Afinal, o filho do assassinado Thomas “Trump” Wayne só pode se transformar em
um vigilante defensor da tradição, família e propriedade. Tal pai, tal filho.

Nestes
tempos estranhos onde a Malévola foi “compreendida” e muita gente acha que
Thanos tem razão, parece natural que o Coringa se torne herói. O horror! O
horror!

Como
consolo resta a teoria de que esse Coringa não seria o Coringa em si, o
criminoso que enfrentaria Batman no futuro, mas o inspirador de um movimento
social. Outras pessoas assumiriam sua identidade ao longo dos anos. Pode até ser,
considerando que o filme se passa na década de 1980 e a diferença de idade
entre Bruce Wayne e Arthur Fleck. Menos mal.
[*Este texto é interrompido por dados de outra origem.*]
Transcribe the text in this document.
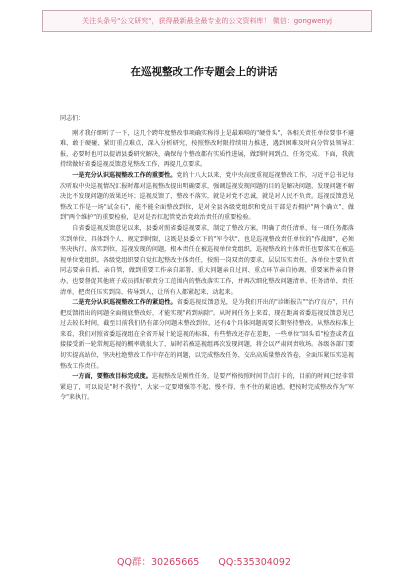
关注头条号"公文研究"，获得最新最全最专业的公文资料库！ 微信：gongwenyj
在巡视整改工作专题会上的讲话

同志们：

刚才我仔细听了一下，这几个跨年度整改事项确实称得上是最难啃的"硬骨头"，各相关责任单位要事不避难、敢于硬碰、紧盯重点难点，深入分析研究，按照整改时限持续用力推进，遇到困难及时向分管县领导汇报，必要时也可以提请县委研究解决，确保每个整改都有实质性进展，做到时间到点、任务完成。下面，我就持续做好省委巡视反馈意见整改工作，再提几点要求。

一是充分认识巡视整改工作的重要性。党的十八大以来，党中央高度重视巡视整改工作，习近平总书记每次听取中央巡视情况汇报时都对巡视整改提出明确要求，强调巡视发现问题的目的是解决问题，发现问题不解决比不发现问题的效果还坏；巡视反馈了，整改不落实，就是对党不忠诚，就是对人民不负责。巡视反馈意见整改工作是一场"试金石"，能不能全面整改到位，是对全县各级党组织和党员干部是否拥护"两个确立"、做到"两个维护"的重要检验，是对是否扛起管党治党政治责任的重要检验。

自省委巡视反馈意见以来，县委对照省委巡视要求，制定了整改方案，明确了责任清单、每一项任务都落实到单位、具体到个人、规定到时限，这既是县委立下的"军令状"，也是巡视整改责任单位的"作战图"，必须坚决执行、落实到位，巡视发现的问题，根本责任在被巡视单位党组织，巡视整改的主体责任也要落实在被巡视单位党组织。各级党组织要自觉扛起整改主体责任，按照一岗双责的要求，层层压实责任，各单位主要负责同志要亲自抓、亲自管，做到重要工作亲自部署、重大问题亲自过问、重点环节亲自协调、重要案件亲自督办，也要督促其他班子成员抓好职责分工范围内的整改落实工作，并再次细化整改问题清单、任务清单、责任清单，把责任压实到岗、传导到人，让所有人都紧起来、动起来。

二是充分认识巡视整改工作的紧迫性。省委巡视反馈意见，是为我们开出的"诊断报告""治疗良方"，只有把反馈指出的问题全面彻底整改好，才能实现"药到病除"。从时间任务上来看，现在距离省委巡视反馈意见已过去较长时间，截至目前我们仍有部分问题未整改到位，还有4个具体问题需要长期坚持整改。从整改标准上来看，我们对照省委巡视组在全省开展十轮巡视的标准，有些整改还存在差距，一些单位"回头看"检查或者直接接受新一轮常规巡视的概率就很大了，届时若被巡视组再次发现问题，将会以严肃问责收场。各级各部门要切实提高站位，坚决杜绝整改工作中存在的问题，以完成整改任务、交出高质量整改答卷，全面压紧压实巡视整改工作责任。

一方面，要整改目标完成度。巡视整改是刚性任务，是要严格按照时间节点打卡的，目前的时间已经非常紧迫了，可以说是"时不我待"，大家一定要增强等不起、慢不得、坐不住的紧迫感，把按时完成整改作为"军令"来执行。

QQ群：30265665 QQ:535304092
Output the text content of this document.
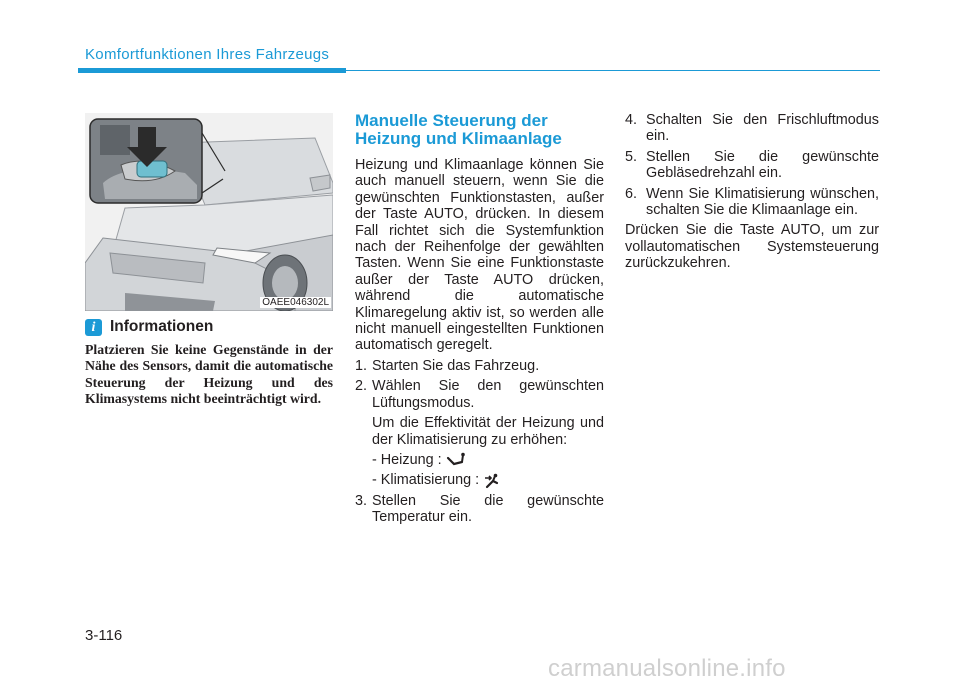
Komfortfunktionen Ihres Fahrzeugs
OAEE046302L
i Informationen
Platzieren Sie keine Gegenstände in der Nähe des Sensors, damit die automatische Steuerung der Heizung und des Klimasystems nicht beeinträchtigt wird.
Manuelle Steuerung der Heizung und Klimaanlage

Heizung und Klimaanlage können Sie auch manuell steuern, wenn Sie die gewünschten Funktionstasten, außer der Taste AUTO, drücken. In diesem Fall richtet sich die Systemfunktion nach der Reihenfolge der gewählten Tasten. Wenn Sie eine Funktionstaste außer der Taste AUTO drücken, während die automatische Klimaregelung aktiv ist, so werden alle nicht manuell eingestellten Funktionen automatisch geregelt.

1. Starten Sie das Fahrzeug.
2. Wählen Sie den gewünschten Lüftungsmodus.
Um die Effektivität der Heizung und der Klimatisierung zu erhöhen:
- Heizung :
- Klimatisierung :
3. Stellen Sie die gewünschte Temperatur ein.
4. Schalten Sie den Frischluftmodus ein.
5. Stellen Sie die gewünschte Gebläsedrehzahl ein.
6. Wenn Sie Klimatisierung wünschen, schalten Sie die Klimaanlage ein.

Drücken Sie die Taste AUTO, um zur vollautomatischen Systemsteuerung zurückzukehren.

3-116
carmanualsonline.info
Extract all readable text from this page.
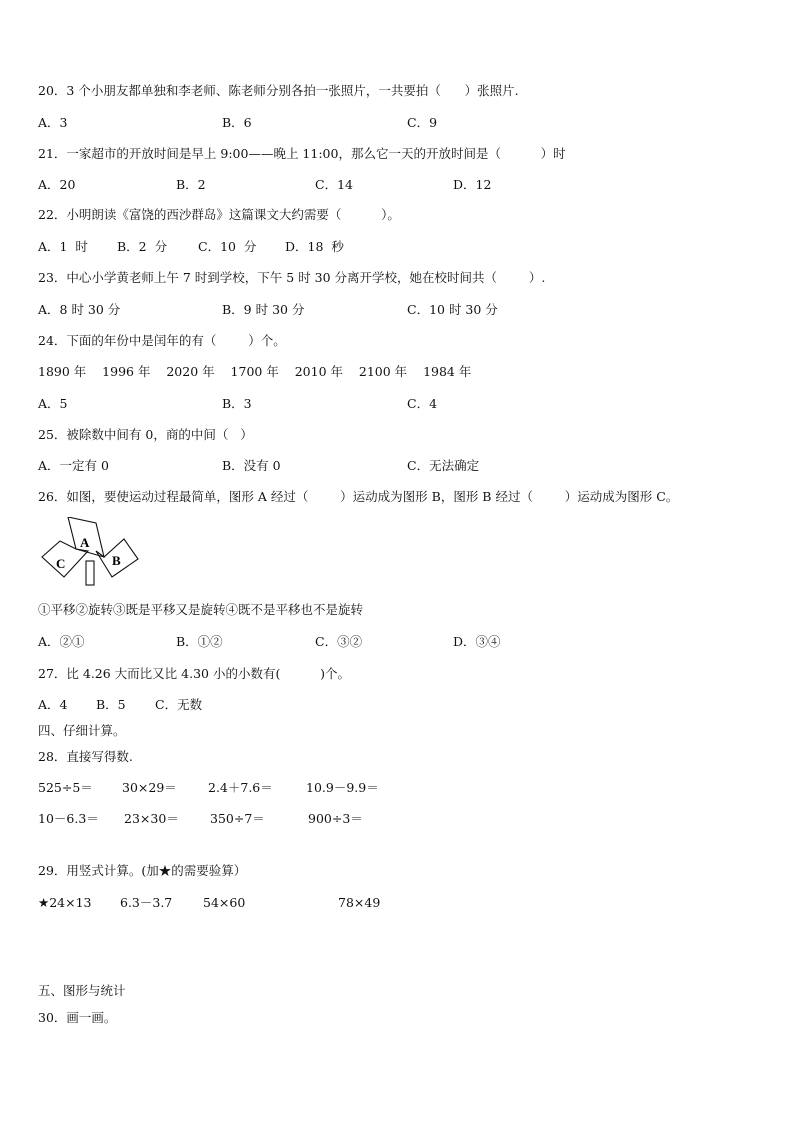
20．3 个小朋友都单独和李老师、陈老师分别各拍一张照片，一共要拍（      ）张照片.
A．3	B．6	C．9
21．一家超市的开放时间是早上 9:00——晚上 11:00，那么它一天的开放时间是（          ）时
A．20	B．2	C．14	D．12
22．小明朗读《富饶的西沙群岛》这篇课文大约需要（          ）。
A．1  时 B．2  分 C．10  分 D．18  秒
23．中心小学黄老师上午 7 时到学校，下午 5 时 30 分离开学校，她在校时间共（        ）.
A．8 时 30 分	B．9 时 30 分	C．10 时 30 分
24．下面的年份中是闰年的有（        ）个。
1890 年    1996 年    2020 年    1700 年    2010 年    2100 年    1984 年
A．5	B．3	C．4
25．被除数中间有 0，商的中间（   ）
A．一定有 0	B．没有 0	C．无法确定
26．如图，要使运动过程最简单，图形 A 经过（        ）运动成为图形 B，图形 B 经过（        ）运动成为图形 C。
A
C	B
①平移②旋转③既是平移又是旋转④既不是平移也不是旋转
A．②①	B．①②	C．③②	D．③④
27．比 4.26 大而比又比 4.30 小的小数有(          )个。
A．4 B．5 C．无数
四、仔细计算。
28．直接写得数.
525÷5＝ 30×29＝ 2.4＋7.6＝	10.9－9.9＝
10－6.3＝ 23×30＝ 350÷7＝	900÷3＝
29．用竖式计算。(加★的需要验算）
★24×13 6.3－3.7 54×60	78×49
五、图形与统计
30．画一画。
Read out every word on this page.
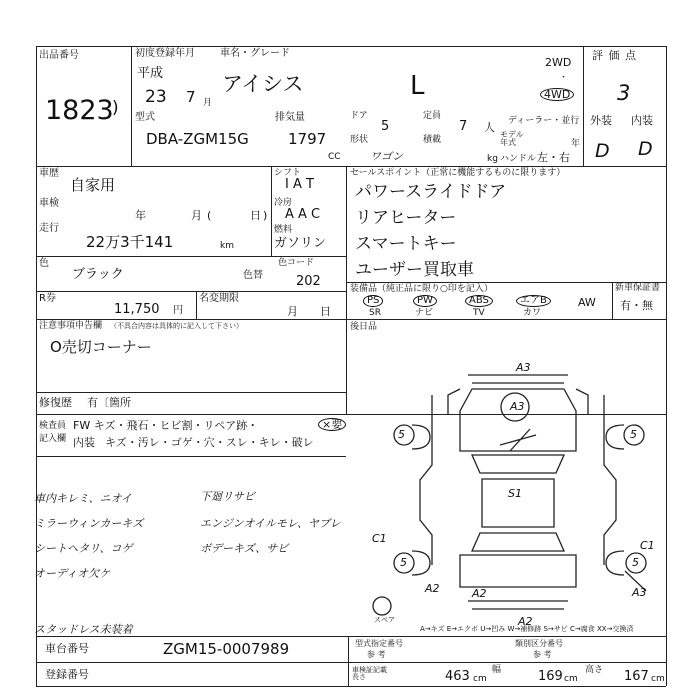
出品番号
1823
)
初度登録年月	車名・グレード
平成
23 7 月
アイシス	L
型式
DBA-ZGM15G
排気量
1797
CC
ドア
5
形状
ワゴン
定員
7 人
積載
kg
ディーラー・並行
モデル年式	年
ハンドル 左・右
2WD
・
4WD
評 価 点
3
外装 内装
D D
車歴
自家用
車検
年	月 (	日 )
走行
22万3千141	km
シフト
I A T
冷房
A A C
燃料
ガソリン
色
ブラック	色替
色コード
202
R券
11,750 円
名変期限
月 日
注意事項申告欄 （不具合内容は具体的に記入して下さい）
O売切コーナー
修復歴 有〔箇所
セールスポイント（正常に機能するものに限ります）
パワースライドドア
リアヒーター
スマートキー
ユーザー買取車
装備品（純正品に限り○印を記入）
PS
SR
PW
ナビ
ABS
TV
エアB
カワ
AW
新車保証書
有・無
後日品
検査員記入欄
FW キズ・飛石・ヒビ割・リペア跡・	×要
内装 キズ・汚レ・ゴゲ・穴・スレ・キレ・破レ
車内キレミ、ニオイ	下廻リサビ
ミラーウィンカーキズ	エンジンオイルモレ、ヤブレ
シートヘタリ、コゲ	ボデーキズ、サビ
オーディオ欠ケ
スタッドレス未装着
A3
A3
5	5
S1
5	5
C1
C1
A2	A2	A3
A2
スペア
A→キズ E→エクボ U→凹み W→補修跡 S→サビ C→腐食 XX→交換済
車台番号	ZGM15-0007989
登録番号
型式指定番号
参 考
類別区分番号
参 考
車検証記載 長さ	463 cm
幅	169 cm
高さ 167 cm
Ou nem tanto, uma vez que o
verdadeiro Palhaço do Crime seria apenas o cover de uma figura patética do
passado.

Outra
teoria, alicerçada nas cenas finais do filme, defende que tudo não passou de um
delírio vivido por um interno do asilo Arkham. Loucura pouca é bobagem.

Em
todo caso, como diria o Capitão Nascimento, se você gostou do filme lacrador do
“Coringa”, você é um fanfarrão. Não merece usar sua camiseta preta do Batman. Coringa,
messias do proletariado… me poupem… é você que financia essa merda. Tira
sua camiseta preta do Batman! Aqui é Caveira! Aliás, aqui é Morcego!